Introduction
MILA Chatbot is an AI-powered conversational system designed to assist pregnant and postpartum women by providing accurate, context-aware information related to pregnancy, childbirth, and breastfeeding. Built for the PKM-AMLI competition, the project combines intent-based classification using IndoBERT with generative responses powered by LLM (Llama 3.1-8B-Instant). The system ensures both precision in detecting user intent and rich, natural dialogue experiences.
Dataset
The dataset used for intent classification was manually constructed as a dummy dataset tailored to pregnancy-related topics. It consists of 307 training examples distributed across 54 unique intent labels. Each entry represents typical questions and statements made by pregnant women, ranging from prenatal care to breastfeeding guidance.
Data Preprocessing & Model
- Data Preprocessing: Includes text cleaning, tokenization, padding, truncation, and attention mask creation.
- Model: Fine-tuned IndoBERT (pretrained) for multi-class intent classification.
- Generative Component: Integrated Llama-3.1-8B-Instant using Flask and Google App Engine to provide natural language responses.
System Architecture
- User inputs a question via the Android app.
- Input is processed by both the IndoBERT classifier and the LLM.
- The predicted intent (tag) is logged into a database.
- The generative response from the LLM is displayed to the user.
- Users can review past interactions by tag/category through the app. The backend system includes a Flask API hosted on Google Cloud App Engine, while the frontend mobile client is built with Kotlin.
Result
- The IndoBERT-based intent classifier achieved 81% accuracy.

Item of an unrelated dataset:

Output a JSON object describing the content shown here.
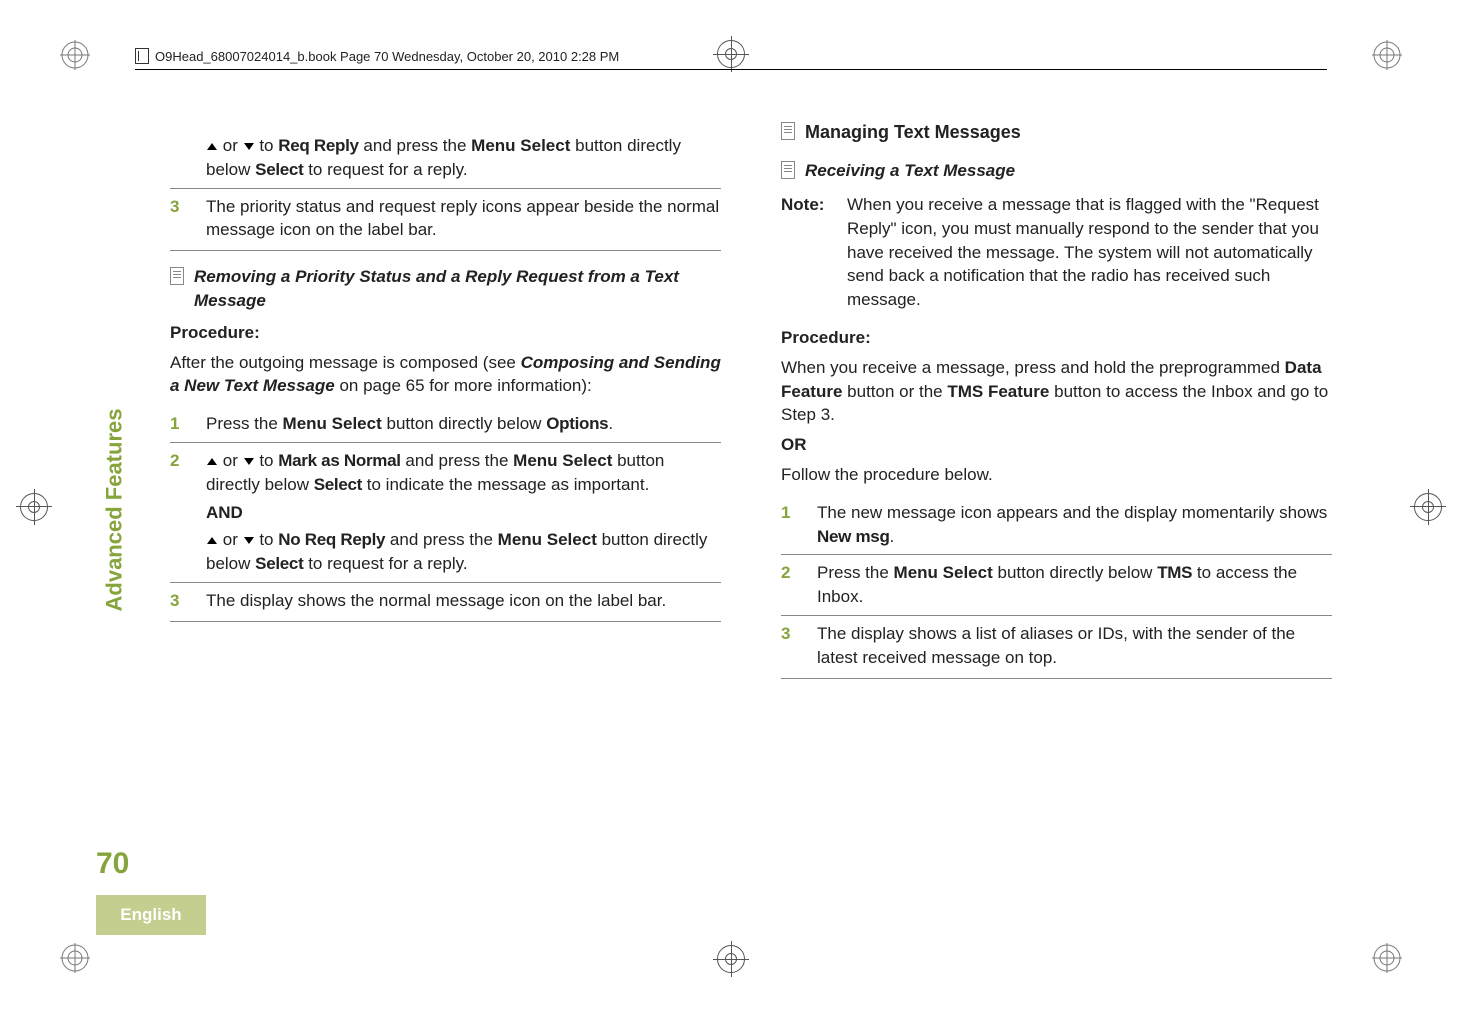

- The chatbot was tested with real users including pregnant and postpartum women and received positive feedback
- Evaluations were supported by health professionals (midwives), affirming the chatbot’s relevance and usability.
Conclusion
MILA Chatbot successfully demonstrates how AI can be applied to support maternal health education in a conversational format. Combining intent classification with generative AI enables more meaningful and helpful interactions. The deployment on Google Cloud ensures accessibility, and real-user testing confirms its practical value. This project highlights the potential for AI-driven health assistants to improve access to trusted information for mothers.